Over time I would experience some periods where my mind would be still enough to access a place of peace and joy which I called the divinity within.  That was a gift beyond words. Then I became aware of times when I would experience God in nature and God in people and God in circumstances. With reflection and experience I began to experience God as within me and without.  How could I deny the appreciation and awe I have for the natural world around me for the moon and the stars.  How could I deny how experiencing the presence of God in my connection with  people.  How can I deny the sudden inspiration and gratitude I feel from out of know where but in my own mind.  From this reflection and experience I have formed another perspective of prayer. This perspective was confirmed when I read the passage from The New Being by Paul Tillich:
 Tillich asks is prayer possible? 

According to [Apostle] Paul, it is humanly impossible. This we should never forget when we pray: We do something humanly impossible. We talk to somebody who is not somebody else, but who is nearer to us than we ourselves are. We address somebody who can never become an object of our address because he is always subject, always acting, always creating. We tell something to Him who knows not only what we tell Him but also all the unconscious tendencies out of which our conscious words grow. This is the reason why prayer is humanly impossible.

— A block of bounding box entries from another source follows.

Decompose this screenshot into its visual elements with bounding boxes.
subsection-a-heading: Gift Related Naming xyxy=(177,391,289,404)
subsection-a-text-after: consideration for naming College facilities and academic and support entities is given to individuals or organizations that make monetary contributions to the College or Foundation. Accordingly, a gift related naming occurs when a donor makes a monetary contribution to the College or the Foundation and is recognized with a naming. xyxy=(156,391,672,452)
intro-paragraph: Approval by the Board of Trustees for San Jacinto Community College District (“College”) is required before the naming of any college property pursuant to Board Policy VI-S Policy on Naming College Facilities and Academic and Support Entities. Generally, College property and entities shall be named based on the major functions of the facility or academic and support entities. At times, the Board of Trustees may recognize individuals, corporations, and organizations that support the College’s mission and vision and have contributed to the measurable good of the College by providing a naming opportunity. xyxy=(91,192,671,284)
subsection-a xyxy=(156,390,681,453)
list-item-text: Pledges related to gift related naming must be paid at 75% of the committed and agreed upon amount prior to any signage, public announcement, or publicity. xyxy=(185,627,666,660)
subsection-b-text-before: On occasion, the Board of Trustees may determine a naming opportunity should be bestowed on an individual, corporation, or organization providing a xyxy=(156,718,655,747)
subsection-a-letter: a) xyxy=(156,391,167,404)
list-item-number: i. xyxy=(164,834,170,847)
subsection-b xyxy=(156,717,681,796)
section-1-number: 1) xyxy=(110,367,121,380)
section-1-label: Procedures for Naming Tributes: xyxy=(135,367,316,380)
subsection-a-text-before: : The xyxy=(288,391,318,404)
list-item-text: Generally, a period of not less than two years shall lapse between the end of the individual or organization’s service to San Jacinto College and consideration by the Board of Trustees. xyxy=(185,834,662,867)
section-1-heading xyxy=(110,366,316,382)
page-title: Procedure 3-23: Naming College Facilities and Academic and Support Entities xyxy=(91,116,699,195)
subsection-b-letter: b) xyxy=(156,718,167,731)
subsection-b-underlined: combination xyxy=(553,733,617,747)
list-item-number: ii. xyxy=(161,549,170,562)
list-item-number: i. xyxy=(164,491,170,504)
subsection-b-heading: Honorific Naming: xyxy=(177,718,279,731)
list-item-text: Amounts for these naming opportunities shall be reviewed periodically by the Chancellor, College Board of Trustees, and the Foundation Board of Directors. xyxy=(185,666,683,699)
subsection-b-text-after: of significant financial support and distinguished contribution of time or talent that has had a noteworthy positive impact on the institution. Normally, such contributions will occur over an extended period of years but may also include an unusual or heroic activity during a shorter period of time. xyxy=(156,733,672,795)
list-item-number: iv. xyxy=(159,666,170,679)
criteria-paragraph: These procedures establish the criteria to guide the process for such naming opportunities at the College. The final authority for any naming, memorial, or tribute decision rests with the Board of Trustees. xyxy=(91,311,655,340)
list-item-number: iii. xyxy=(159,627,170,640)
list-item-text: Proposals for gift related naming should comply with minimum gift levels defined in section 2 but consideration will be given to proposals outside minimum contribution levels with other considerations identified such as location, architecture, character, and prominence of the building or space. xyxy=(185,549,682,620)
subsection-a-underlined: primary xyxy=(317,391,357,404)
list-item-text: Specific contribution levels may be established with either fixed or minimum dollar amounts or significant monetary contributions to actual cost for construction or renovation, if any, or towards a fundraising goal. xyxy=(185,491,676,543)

Out of this insight Paul gives a mysterious solution to the question of the right prayer: It is God Himself who prayers through us, when we pray to Him. God Himself in us: that is what Spirit means. Spirit is another word for "God present," with shaking, inspiring, transforming power. Something in us, which is not we ourselves, intercedes before God for us. We cannot bridge the gap between God and ourselves even though the most intensive and frequent prayers; the gap between God and ourselves can be bridged only by God. [1]

In my world view I say yes!  Prayer is possible because God exists not only outside of me but within as well. Regardless of where God is – prayer for me becomes the conscious connection and communication with this God.  It is a paradox and in that I find it freeing. For me the greatest freedom lies in paradox.